Note that -1 values are converted to missing values (.) and that Hour and
Charges values are transformed for greater normality.
FILENAME
MCData DDE 'MSAccess|CrashHospital2.mdb;QUERY
qryMCInpatients!Data';
data
MCData;
infile
MCData;
input
Imputed Hour Age Helmet Charges Vehicle;
if Hour =
-1 then Hour
= .;
if Age = -1
then Age = .;
if Helmet
= -1 then
Helmet = .;
if Charges
= -1 then
Charges = .;
Hour4 = Hour;
if Hour4
< 4 then
Hour4=Hour4+24;
LogChgs = log(Charges);
;
Utah CODES suggests using SAS OLEDB as
an alternative to SAS DDE for reading data from Access tables and
queries. You must have the SAS ACCESS option installed for this to
work. Start your SAS script with the following:
libname CODES oledb;
run;
This will bring up a series of dialog
boxes - select the Jet OLE driver, and then you will get asked to select the Access
database. Once that is open, use a dot syntax to access any part of that
database - Access does NOT need to be open, nor do Null values have to be
replaced with other values in the Access join query or table you create.
Also, OLEDB does not have the lost card problem associated with DDE. For
example:
data
MCData;
set
CODES.qryMCDataWithNulls;
Hour4 = Hour;
if Hour4
< 4 then
Hour4=Hour4+24;
LogChgs = log(Charges);
;
- Multiply impute missing values using SAS MI procedure.
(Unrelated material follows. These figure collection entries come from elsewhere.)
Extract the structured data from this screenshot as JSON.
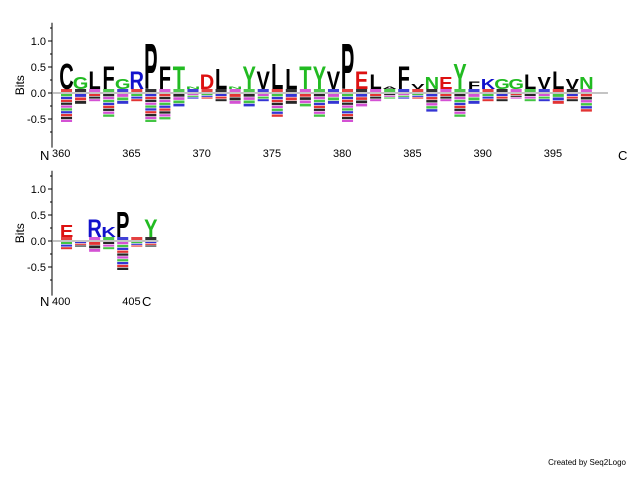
{
  "credit": "Created by Seq2Logo",
  "chart_data": [
    {
      "type": "sequence-logo",
      "ylabel": "Bits",
      "yticks": [
        "-0.5",
        "0.0",
        "0.5",
        "1.0"
      ],
      "ylim": [
        -0.9,
        1.2
      ],
      "start_label": "N",
      "end_label": "C",
      "xtick_labels": [
        "360",
        "365",
        "370",
        "375",
        "380",
        "385",
        "390",
        "395"
      ],
      "positions": [
        360,
        361,
        362,
        363,
        364,
        365,
        366,
        367,
        368,
        369,
        370,
        371,
        372,
        373,
        374,
        375,
        376,
        377,
        378,
        379,
        380,
        381,
        382,
        383,
        384,
        385,
        386,
        387,
        388,
        389,
        390,
        391,
        392,
        393,
        394,
        395,
        396,
        397,
        398
      ],
      "top_letters": [
        "C",
        "G",
        "L",
        "F",
        "G",
        "R",
        "P",
        "F",
        "T",
        "N",
        "D",
        "L",
        "N",
        "Y",
        "V",
        "L",
        "L",
        "T",
        "Y",
        "V",
        "P",
        "E",
        "L",
        "A",
        "F",
        "V",
        "N",
        "E",
        "Y",
        "F",
        "K",
        "G",
        "G",
        "L",
        "V",
        "L",
        "V",
        "N",
        ""
      ],
      "top_bits": [
        0.5,
        0.25,
        0.35,
        0.45,
        0.2,
        0.35,
        0.9,
        0.45,
        0.45,
        0.05,
        0.3,
        0.4,
        0.05,
        0.45,
        0.35,
        0.5,
        0.4,
        0.45,
        0.45,
        0.35,
        0.9,
        0.35,
        0.3,
        0.05,
        0.45,
        0.1,
        0.25,
        0.25,
        0.5,
        0.15,
        0.2,
        0.2,
        0.2,
        0.3,
        0.25,
        0.35,
        0.2,
        0.25,
        0.0
      ],
      "neg_bits": [
        -0.55,
        -0.2,
        -0.15,
        -0.45,
        -0.2,
        -0.15,
        -0.55,
        -0.5,
        -0.25,
        -0.1,
        -0.1,
        -0.15,
        -0.2,
        -0.25,
        -0.15,
        -0.45,
        -0.2,
        -0.25,
        -0.45,
        -0.2,
        -0.55,
        -0.25,
        -0.15,
        -0.1,
        -0.1,
        -0.1,
        -0.35,
        -0.15,
        -0.45,
        -0.2,
        -0.15,
        -0.15,
        -0.1,
        -0.15,
        -0.15,
        -0.2,
        -0.15,
        -0.35,
        0.0
      ]
    },
    {
      "type": "sequence-logo",
      "ylabel": "Bits",
      "yticks": [
        "-0.5",
        "0.0",
        "0.5",
        "1.0"
      ],
      "ylim": [
        -0.9,
        1.2
      ],
      "start_label": "N",
      "end_label": "C",
      "xtick_labels": [
        "400",
        "405"
      ],
      "positions": [
        400,
        401,
        402,
        403,
        404,
        405,
        406
      ],
      "top_letters": [
        "E",
        "",
        "R",
        "K",
        "P",
        "",
        "Y"
      ],
      "top_bits": [
        0.25,
        0.0,
        0.35,
        0.2,
        0.5,
        0.1,
        0.35
      ],
      "neg_bits": [
        -0.15,
        -0.1,
        -0.2,
        -0.15,
        -0.55,
        -0.1,
        -0.1
      ]
    }
  ],
  "colors": {
    "hydrophobic": "#000000",
    "polar": "#22bb22",
    "acidic": "#dd1111",
    "basic": "#1111cc",
    "neutral": "#cc33cc",
    "axis": "#000000"
  }
}
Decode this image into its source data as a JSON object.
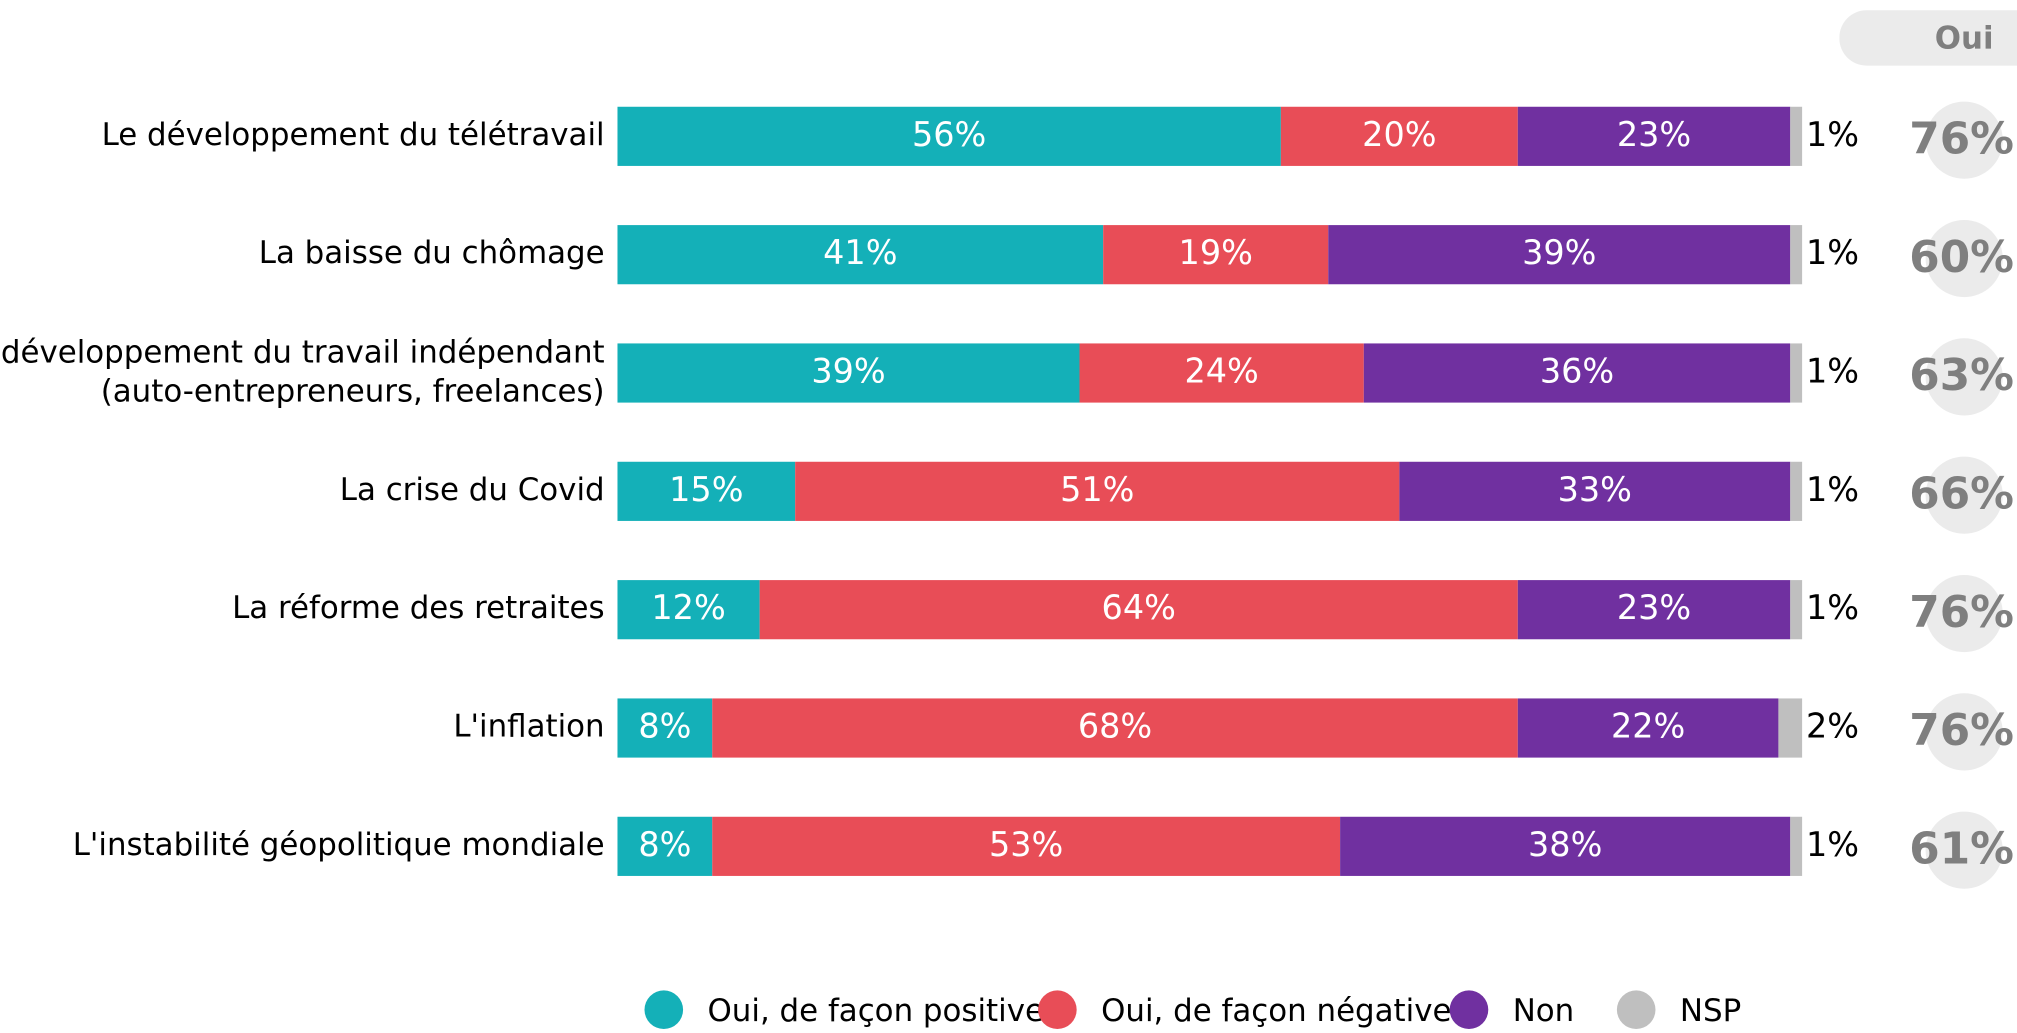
{
  "chart_data": {
    "type": "stacked-bar",
    "orientation": "horizontal",
    "categories": [
      "Le développement du télétravail",
      "La baisse du chômage",
      "Le développement du travail indépendant\n(auto-entrepreneurs, freelances)",
      "La crise du Covid",
      "La réforme des retraites",
      "L'inflation",
      "L'instabilité géopolitique mondiale"
    ],
    "xlim": [
      0,
      100
    ],
    "legend": "bottom",
    "series": [
      {
        "name": "Oui, de façon positive",
        "color": "#14b0b8",
        "values": [
          56,
          41,
          39,
          15,
          12,
          8,
          8
        ],
        "value_labels": [
          "56%",
          "41%",
          "39%",
          "15%",
          "12%",
          "8%",
          "8%"
        ]
      },
      {
        "name": "Oui, de façon négative",
        "color": "#e84d57",
        "values": [
          20,
          19,
          24,
          51,
          64,
          68,
          53
        ],
        "value_labels": [
          "20%",
          "19%",
          "24%",
          "51%",
          "64%",
          "68%",
          "53%"
        ]
      },
      {
        "name": "Non",
        "color": "#7030a0",
        "values": [
          23,
          39,
          36,
          33,
          23,
          22,
          38
        ],
        "value_labels": [
          "23%",
          "39%",
          "36%",
          "33%",
          "23%",
          "22%",
          "38%"
        ]
      },
      {
        "name": "NSP",
        "color": "#bfbfbf",
        "values": [
          1,
          1,
          1,
          1,
          1,
          2,
          1
        ],
        "value_labels": [
          "1%",
          "1%",
          "1%",
          "1%",
          "1%",
          "2%",
          "1%"
        ]
      }
    ],
    "totals": {
      "title": "Oui",
      "values": [
        76,
        60,
        63,
        66,
        76,
        76,
        61
      ],
      "value_labels": [
        "76%",
        "60%",
        "63%",
        "66%",
        "76%",
        "76%",
        "61%"
      ]
    }
  }
}
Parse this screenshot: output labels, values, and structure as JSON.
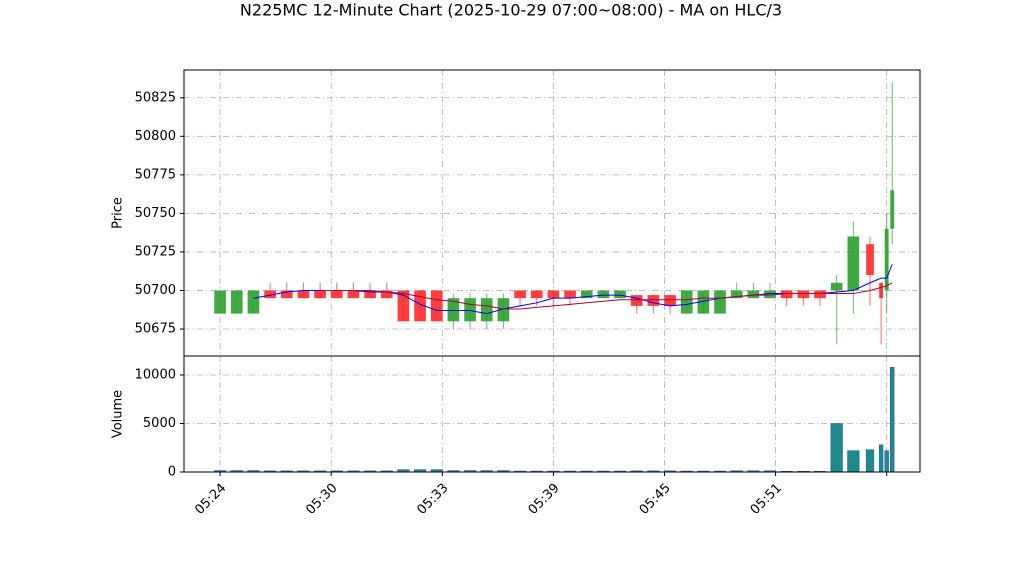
{
  "chart_data": {
    "type": "candlestick",
    "title": "N225MC 12-Minute Chart (2025-10-29 07:00~08:00) - MA on HLC/3",
    "y_label": "Price",
    "x": [
      0,
      3,
      6,
      9,
      12,
      15,
      18,
      21,
      24,
      27,
      30,
      33,
      36,
      39,
      42,
      45,
      48,
      51,
      54,
      57,
      60,
      63,
      66,
      69,
      72,
      75,
      78,
      81,
      84,
      87,
      90,
      93,
      96,
      99,
      102,
      105,
      108,
      111,
      114,
      117,
      119,
      120,
      121
    ],
    "open": [
      50685,
      50685,
      50685,
      50700,
      50700,
      50700,
      50700,
      50700,
      50700,
      50700,
      50700,
      50700,
      50700,
      50700,
      50680,
      50680,
      50680,
      50680,
      50700,
      50700,
      50700,
      50700,
      50695,
      50695,
      50695,
      50697,
      50697,
      50697,
      50685,
      50685,
      50685,
      50695,
      50695,
      50695,
      50700,
      50700,
      50700,
      50700,
      50700,
      50730,
      50705,
      50700,
      50740
    ],
    "high": [
      50700,
      50700,
      50700,
      50705,
      50705,
      50705,
      50705,
      50705,
      50705,
      50705,
      50705,
      50700,
      50700,
      50700,
      50698,
      50698,
      50698,
      50698,
      50700,
      50700,
      50700,
      50700,
      50700,
      50700,
      50700,
      50697,
      50697,
      50697,
      50700,
      50700,
      50700,
      50705,
      50705,
      50705,
      50700,
      50700,
      50700,
      50710,
      50745,
      50735,
      50705,
      50750,
      50835
    ],
    "low": [
      50685,
      50685,
      50685,
      50695,
      50695,
      50695,
      50695,
      50695,
      50695,
      50695,
      50695,
      50680,
      50680,
      50680,
      50675,
      50675,
      50675,
      50675,
      50690,
      50690,
      50690,
      50690,
      50695,
      50695,
      50695,
      50685,
      50685,
      50685,
      50685,
      50685,
      50685,
      50695,
      50695,
      50695,
      50690,
      50690,
      50690,
      50665,
      50685,
      50690,
      50665,
      50685,
      50730
    ],
    "close": [
      50700,
      50700,
      50700,
      50695,
      50695,
      50695,
      50695,
      50695,
      50695,
      50695,
      50695,
      50680,
      50680,
      50680,
      50695,
      50695,
      50695,
      50695,
      50695,
      50695,
      50695,
      50695,
      50700,
      50700,
      50700,
      50690,
      50690,
      50690,
      50700,
      50700,
      50700,
      50700,
      50700,
      50700,
      50695,
      50695,
      50695,
      50705,
      50735,
      50710,
      50695,
      50740,
      50765
    ],
    "up_color": "#2ca02c",
    "down_color": "#ff2a2a",
    "series": [
      {
        "color": "#0000ff",
        "values": [
          null,
          null,
          50695,
          50697,
          50699,
          50700,
          50700,
          50700,
          50700,
          50699,
          50699,
          50697,
          50691,
          50687,
          50687,
          50687,
          50685,
          50688,
          50690,
          50692,
          50695,
          50695,
          50696,
          50697,
          50697,
          50695,
          50692,
          50690,
          50691,
          50693,
          50695,
          50696,
          50697,
          50698,
          50698,
          50698,
          50698,
          50699,
          50700,
          50705,
          50708,
          50708,
          50717
        ]
      },
      {
        "color": "#b0003a",
        "values": [
          null,
          null,
          null,
          null,
          null,
          null,
          50700,
          50700,
          50700,
          50700,
          50699,
          50698,
          50696,
          50694,
          50693,
          50691,
          50690,
          50688,
          50688,
          50689,
          50690,
          50691,
          50692,
          50693,
          50694,
          50694,
          50694,
          50694,
          50694,
          50695,
          50695,
          50696,
          50697,
          50697,
          50698,
          50698,
          50698,
          50698,
          50698,
          50700,
          50702,
          50703,
          50705
        ]
      }
    ],
    "xlim": [
      -6.5,
      126
    ],
    "xticks": [
      {
        "value": 0,
        "label": "05:24"
      },
      {
        "value": 20,
        "label": "05:30"
      },
      {
        "value": 40,
        "label": "05:33"
      },
      {
        "value": 60,
        "label": "05:39"
      },
      {
        "value": 80,
        "label": "05:45"
      },
      {
        "value": 100,
        "label": "05:51"
      },
      {
        "value": 120,
        "label": null
      }
    ],
    "ylim": [
      50657.5,
      50843
    ],
    "yticks": [
      50675,
      50700,
      50725,
      50750,
      50775,
      50800,
      50825
    ],
    "grid": true,
    "volume": {
      "type": "bar",
      "y_label": "Volume",
      "color": "#1f8a8a",
      "values": [
        150,
        150,
        150,
        120,
        120,
        120,
        120,
        120,
        120,
        120,
        120,
        250,
        250,
        250,
        150,
        150,
        150,
        150,
        100,
        100,
        100,
        100,
        100,
        100,
        100,
        120,
        120,
        120,
        100,
        100,
        100,
        130,
        130,
        130,
        80,
        80,
        80,
        5000,
        2200,
        2300,
        2800,
        2200,
        10800
      ],
      "ylim": [
        0,
        11960
      ],
      "yticks": [
        0,
        5000,
        10000
      ]
    }
  }
}
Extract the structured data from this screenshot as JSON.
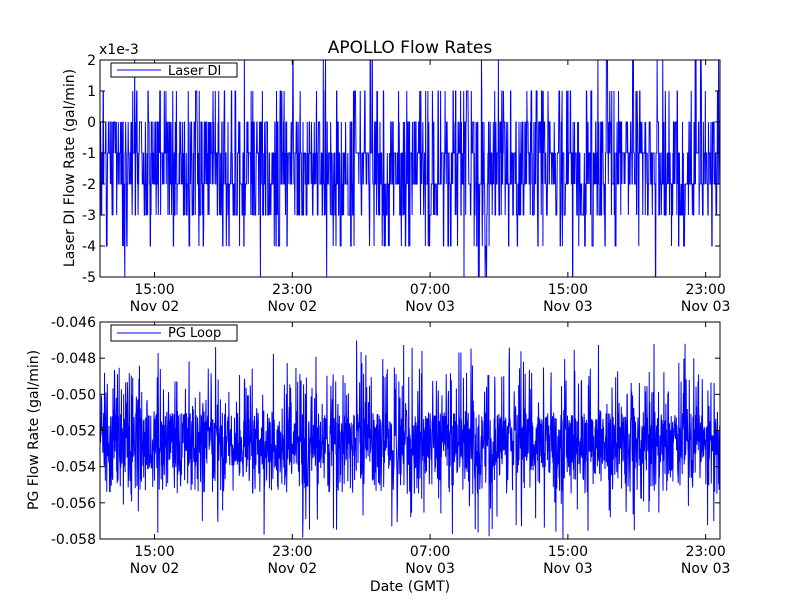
{
  "title": "APOLLO Flow Rates",
  "xlabel": "Date (GMT)",
  "colors": {
    "line": "#0000ff",
    "axis": "#000000",
    "background": "#ffffff"
  },
  "chart_data": [
    {
      "type": "line",
      "ylabel": "Laser DI Flow Rate (gal/min)",
      "offset_label": "x1e-3",
      "ylim": [
        -5,
        2
      ],
      "ytick_labels": [
        "-5",
        "-4",
        "-3",
        "-2",
        "-1",
        "0",
        "1",
        "2"
      ],
      "xtick_labels": [
        [
          "15:00",
          "Nov 02"
        ],
        [
          "23:00",
          "Nov 02"
        ],
        [
          "07:00",
          "Nov 03"
        ],
        [
          "15:00",
          "Nov 03"
        ],
        [
          "23:00",
          "Nov 03"
        ]
      ],
      "xtick_times": [
        "2012-11-02T15:00",
        "2012-11-02T23:00",
        "2012-11-03T07:00",
        "2012-11-03T15:00",
        "2012-11-03T23:00"
      ],
      "xlim": [
        "2012-11-02T11:50",
        "2012-11-03T23:50"
      ],
      "legend": {
        "label": "Laser DI",
        "position": "top-left"
      },
      "series": [
        {
          "name": "Laser DI",
          "levels": [
            -5,
            -4,
            -3,
            -2,
            -1,
            0,
            1,
            2
          ],
          "baseline_band": [
            -2,
            -1
          ],
          "typical_range": [
            -3,
            1
          ]
        }
      ]
    },
    {
      "type": "line",
      "ylabel": "PG Flow Rate (gal/min)",
      "ylim": [
        -0.058,
        -0.046
      ],
      "ytick_labels": [
        "-0.058",
        "-0.056",
        "-0.054",
        "-0.052",
        "-0.050",
        "-0.048",
        "-0.046"
      ],
      "xtick_labels": [
        [
          "15:00",
          "Nov 02"
        ],
        [
          "23:00",
          "Nov 02"
        ],
        [
          "07:00",
          "Nov 03"
        ],
        [
          "15:00",
          "Nov 03"
        ],
        [
          "23:00",
          "Nov 03"
        ]
      ],
      "xtick_times": [
        "2012-11-02T15:00",
        "2012-11-02T23:00",
        "2012-11-03T07:00",
        "2012-11-03T15:00",
        "2012-11-03T23:00"
      ],
      "xlim": [
        "2012-11-02T11:50",
        "2012-11-03T23:50"
      ],
      "legend": {
        "label": "PG Loop",
        "position": "top-left"
      },
      "series": [
        {
          "name": "PG Loop",
          "baseline_band": [
            -0.054,
            -0.051
          ],
          "typical_range": [
            -0.056,
            -0.049
          ],
          "extremes": [
            -0.058,
            -0.047
          ]
        }
      ]
    }
  ]
}
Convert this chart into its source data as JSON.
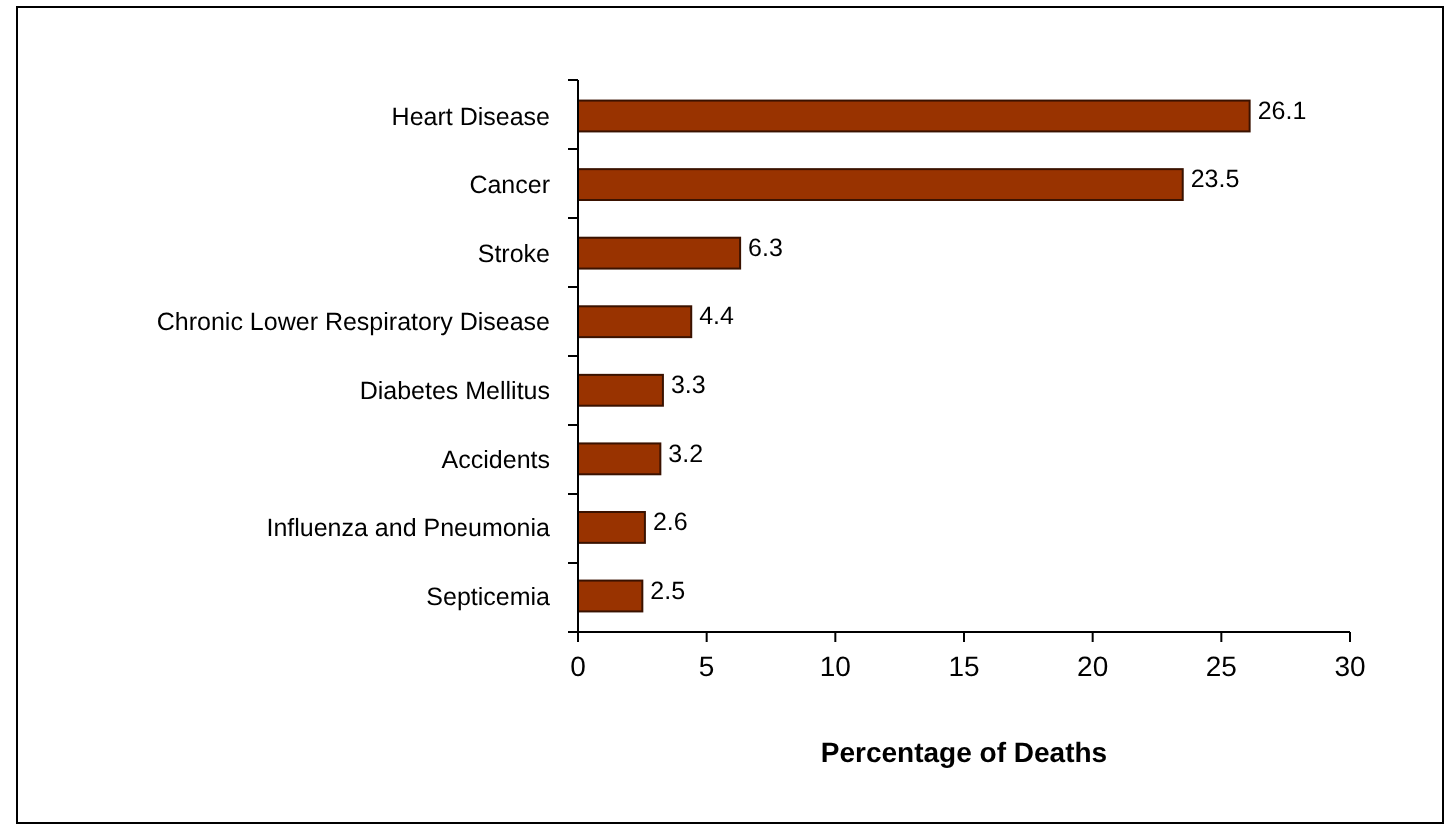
{
  "chart_data": {
    "type": "bar",
    "orientation": "horizontal",
    "xlabel": "Percentage of Deaths",
    "categories": [
      "Heart Disease",
      "Cancer",
      "Stroke",
      "Chronic Lower Respiratory Disease",
      "Diabetes Mellitus",
      "Accidents",
      "Influenza and Pneumonia",
      "Septicemia"
    ],
    "values": [
      26.1,
      23.5,
      6.3,
      4.4,
      3.3,
      3.2,
      2.6,
      2.5
    ],
    "color": "#993300",
    "xlim": [
      0,
      30
    ],
    "xticks": [
      0,
      5,
      10,
      15,
      20,
      25,
      30
    ],
    "data_labels": true
  }
}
This SAS MI procedure imputes 20 complete datasets and stores the results in the outmi SAS dataset for
analysis. It is similar to the procedure used for the tutorial and
presented in Note #4 except that the number of imputations is larger (20
instead of 5) and the number of iterations for the MCMC algorithm are much
larger (5000, 2000 instead of 200, 100). Both of these changes are to
address MCMC convergence issues, which will be discussed in more detail in
Note #8.
proc mi
data=MCData
seed=37851
out=outmi
nimpute=20
round=1
mcmc
nbiter=5000
niter=2000
;
title 'MI
Helmet Probability Model 5';
var
LogChgs Age
Hour4 Helmet;
run;
- Prepare imputed values for analysis.
This SAS data step corrects out of range imputed values and reverse
transforms imputed values.
data
MI25;
set outmi;
_Imputation_ = _Imputation_ + 20*(Imputed
- 1);
Helmet = max(Helmet,0);
Helmet = min(Helmet,1);
Hour = Hour4;
if Hour
> 23 then
Hour=Hour-4;
Hour = max(Hour,0);
Hour = min(Hour,23);
Age = max(Age,0);
Charges = exp(LogChgs);
run;
proc
print data=MI25 (obs=20);
run;
The imputation calculation is required because the input table contains
five complete linkage imputations. The final result is 100 imputations:
20 value imputations for each of 5 linkage
imputations. The SAS print procedure prints a small sample of the first
complete dataset.
- Analyze imputed values.
These SAS procedures perform a separate regression analysis for each of the
100 separate imputations. A very simple regression model is used here to
summarize the relationship between inpatient charges and helmet use.
proc
sort data=MI25;
by
_Imputation_;
run;
proc reg
data=MI25 outest=outreg
covout noprint;
by
_Imputation_;
model
Charges = Helmet;
run;
proc
print data=outreg
(where = (_TYPE_ = 'PARMS'));
var
_Imputation_ _DEPVAR_ Intercept Helmet;
run;
Results of the 100 regression analyses are stored in the outreg SAS
dataset. The SAS print procedure prints key parameter estimates from the
regression results.
- Combine separate regression parameters into a single estimate.
This SAS MIANALYZE procedure combines parameter estimates from 100 separate
regression analysis to produce final parameter estimates and error estimates.
proc
mianalyze data=outreg;
var
Intercept Helmet;
run;
SAS is a registered trademark of SAS Institute, Inc.